Mark heard the sounds of his partner returning home and came to the living room to greet him.
“Hi, hon. How was your…?
The question died on his lips as he took in Connor’s dark expression and tense features.
“Don’t ask,” Connor muttered as he practically strode to the stairs and quickly disappeared to the second floor.
Mark hurt for his partner. He knew he’d been having a hard time at his job. He’d only been there a few months and had always been someone who’d done well wherever he worked, but he’d confessed a few times that the people he worked with seemed only able to criticize, never praise. Connor had gradually become very vulnerable lately and down on his ability to do anything well, and Mark knew the younger man dreaded to go to work each day.
Mark took a moment to hang up the coat that Connor had dropped uncaringly over the back of a chair and then went up to find his partner.
Connor was in the shower. Mark could hear the water running as he went in. He was surprised to hear the sounds of Connor’s quiet sobs, a noise he probably hoped the shower would hide, but which Mark was very attune to.
“Connor Love,” Mark said loud enough to be heard over the running water.

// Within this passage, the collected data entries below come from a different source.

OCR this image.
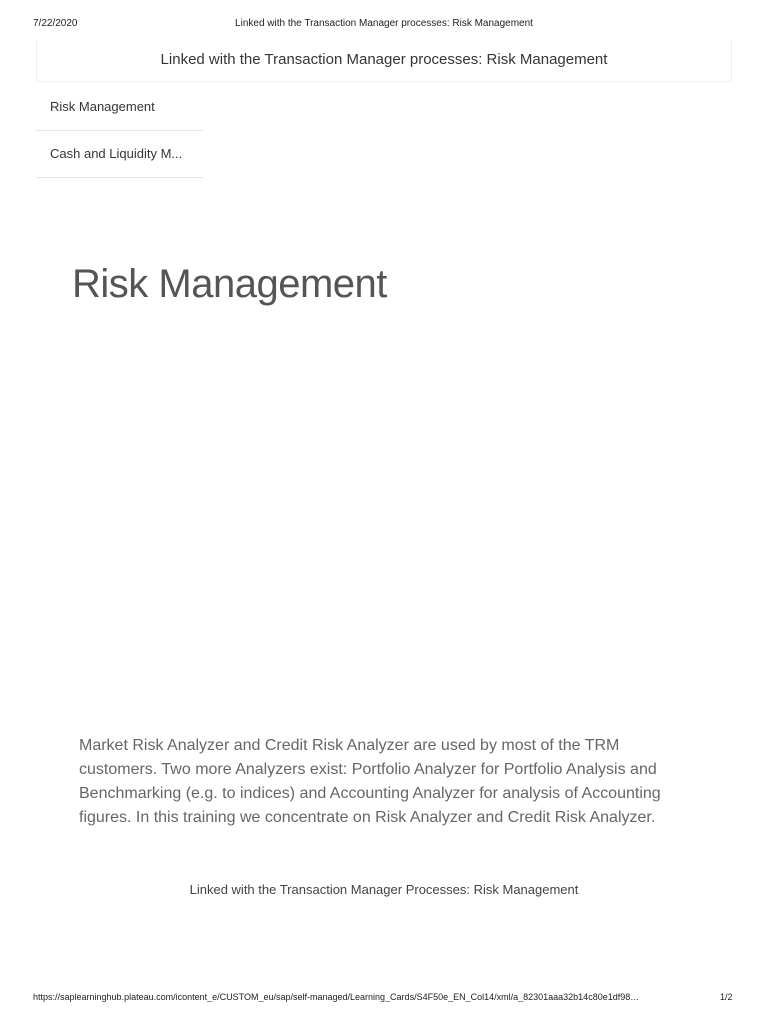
7/22/2020	Linked with the Transaction Manager processes: Risk Management
Linked with the Transaction Manager processes: Risk Management
Risk Management
Cash and Liquidity M...
Risk Management

Market Risk Analyzer and Credit Risk Analyzer are used by most of the TRM customers. Two more Analyzers exist: Portfolio Analyzer for Portfolio Analysis and Benchmarking (e.g. to indices) and Accounting Analyzer for analysis of Accounting figures. In this training we concentrate on Risk Analyzer and Credit Risk Analyzer.

Linked with the Transaction Manager Processes: Risk Management
https://saplearninghub.plateau.com/icontent_e/CUSTOM_eu/sap/self-managed/Learning_Cards/S4F50e_EN_Col14/xml/a_82301aaa32b14c80e1df98…	1/2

The sobs stopped abruptly, but Mark waited, knowing that his quiet presence would get more of a response from Connor than ordering him to talk.
A minute later the water was turned off. Mark held open an oversized towel for his husband as Connor stepped out. He wrapped him in the softness and started to dry the smaller man. Connor stood still, his head drooping and his gaze staring with defeat to the floor.
When he was dry, Mark dropped the towel over the bathroom hamper and wrapped Connor in his arms instead. Connor clung to him, not crying but trembling a little with stress and emotion.
“What happened, hon?” he finally asked after several minutes.
Connor’s grip got tighter. “I hate it there, Mark. I hate it! I tried to tell one of the manager’s today about how things felt to me. He listened, was even nice about it, but basically said ‘Yeah, you’re not doing as good a job as we expected’. He told me I don’t take criticism well.” Connor choked a little on that. “I don’t know what to say to that! I try to listen and do better, but I feel like all I get is criticism! I’ve never yelled at them, but I’ve tried to explain a few times that some mistakes that have happened have not been my doing. If that’s what they think isn’t taking criticism well, then I feel like they’re saying that I have no right to defend myself when I’ve done something right or when it’s not my mistake!”
Mark’s heart ached for his husband. Connor was not a quitter and the idea of getting fired or quitting for a reason that wasn’t a good enough one in his head would make him feel like he failed. Mark had no answers for him right then. This situation would take a bit more thought and consideration, but for now he held Connor tightly against him, giving him a place of safety, acceptance, and approval.